İşte tüm bu tehditlere karşı koymak üzere birleşen liman ve eğitim işçileri, ortak bir mücadele hattı oluşturmak için Oakland’ın diğer ilerici güçleriyle ittifak çağrısı yaptı. Emekçi halkın, sosyalist örgütlerin ve ezilen halk örgütlerinin katılımıyla gerçekleşen toplantıda her iki işkolundan birer temsilci konuştu. Oakland kenti, sözde daha ilerici Demokrat Parti’nin kontrolünde olsa da, politikacıların Fischer ailesini desteklediğini belirten temsilciler, işçi sınıfının kendi öz gücüne ve örgütlülüğüne güvenmesi gerektiğini vurguladı. Toplantıya katılan sosyalistlerden biri ise proje oylamalarından önce belediye meclisi üyelerini arayıp talep iletme vb. taktiklerin bir sonuç vermediğini, dolayısıyla daha militanca bir mücadele hattının gerekli olduğunu söyledi.

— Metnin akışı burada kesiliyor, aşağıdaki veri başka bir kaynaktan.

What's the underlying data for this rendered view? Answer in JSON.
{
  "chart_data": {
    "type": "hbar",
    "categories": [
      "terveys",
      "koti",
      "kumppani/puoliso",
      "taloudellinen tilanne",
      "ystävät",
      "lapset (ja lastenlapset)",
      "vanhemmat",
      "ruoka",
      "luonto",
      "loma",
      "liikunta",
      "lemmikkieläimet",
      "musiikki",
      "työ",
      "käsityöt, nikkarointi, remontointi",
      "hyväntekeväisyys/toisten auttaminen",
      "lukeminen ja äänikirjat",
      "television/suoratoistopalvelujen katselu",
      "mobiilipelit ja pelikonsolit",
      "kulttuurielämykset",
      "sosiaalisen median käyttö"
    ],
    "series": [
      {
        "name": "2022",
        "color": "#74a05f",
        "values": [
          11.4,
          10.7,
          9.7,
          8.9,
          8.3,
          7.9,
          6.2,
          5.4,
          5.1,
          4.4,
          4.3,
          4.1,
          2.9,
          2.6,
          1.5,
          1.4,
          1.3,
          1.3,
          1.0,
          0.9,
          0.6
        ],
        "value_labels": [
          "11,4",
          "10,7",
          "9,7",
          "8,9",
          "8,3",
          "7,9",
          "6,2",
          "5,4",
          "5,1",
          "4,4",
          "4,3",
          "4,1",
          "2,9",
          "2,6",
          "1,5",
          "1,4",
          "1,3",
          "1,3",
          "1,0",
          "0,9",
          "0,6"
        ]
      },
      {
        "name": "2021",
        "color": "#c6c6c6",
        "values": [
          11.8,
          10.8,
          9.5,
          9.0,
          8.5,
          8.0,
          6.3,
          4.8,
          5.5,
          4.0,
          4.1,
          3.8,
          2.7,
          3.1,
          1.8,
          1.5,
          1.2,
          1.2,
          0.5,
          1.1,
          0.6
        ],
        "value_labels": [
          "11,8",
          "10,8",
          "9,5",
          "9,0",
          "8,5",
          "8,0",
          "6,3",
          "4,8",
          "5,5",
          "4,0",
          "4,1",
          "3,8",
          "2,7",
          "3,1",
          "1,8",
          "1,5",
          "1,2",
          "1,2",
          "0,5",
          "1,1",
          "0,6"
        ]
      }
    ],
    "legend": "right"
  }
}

Toplantıda iki karar alındı. Birincisi, ittifakın adı Özelleştirmelere Karşı Okullar ve İşçiler’in İngilizcedeki kısaltması olan SLAP olarak belirlendi. “SLAP,” aynı zamanda İngilizcede “tokat” anlamına geliyor. Dolayısıyla ittifak, zenginlerin suratına bir şamar vurma iddiası taşıdığını ilân ediyor. İkincisi ve daha önemlisi, 29 Nisan’da iki sektörün işçilerinin beraber bir günlük iş bırakma eylemi yapmasına karar verildi.

Eğer SLAP, Fischer ailesinin projesini durdurabilirse, bu durum hem ekonomik mücadelenin seyrinde hem de sınıf bağımsızlığı yolunda önemli bir kazanım olarak işçi sınıfının hanesine yazılır. Aksi takdirde ise hâlihazırda zaten yoksulluk, yüksek kira bedelleri, acınası düzeyde düşük kamu hizmetleri gibi koşullarla mücadele içindeki emekçi halkı daha da zor günler bekliyor demektir.

Her iki durumda SLAP’a büyük işler düşüyor.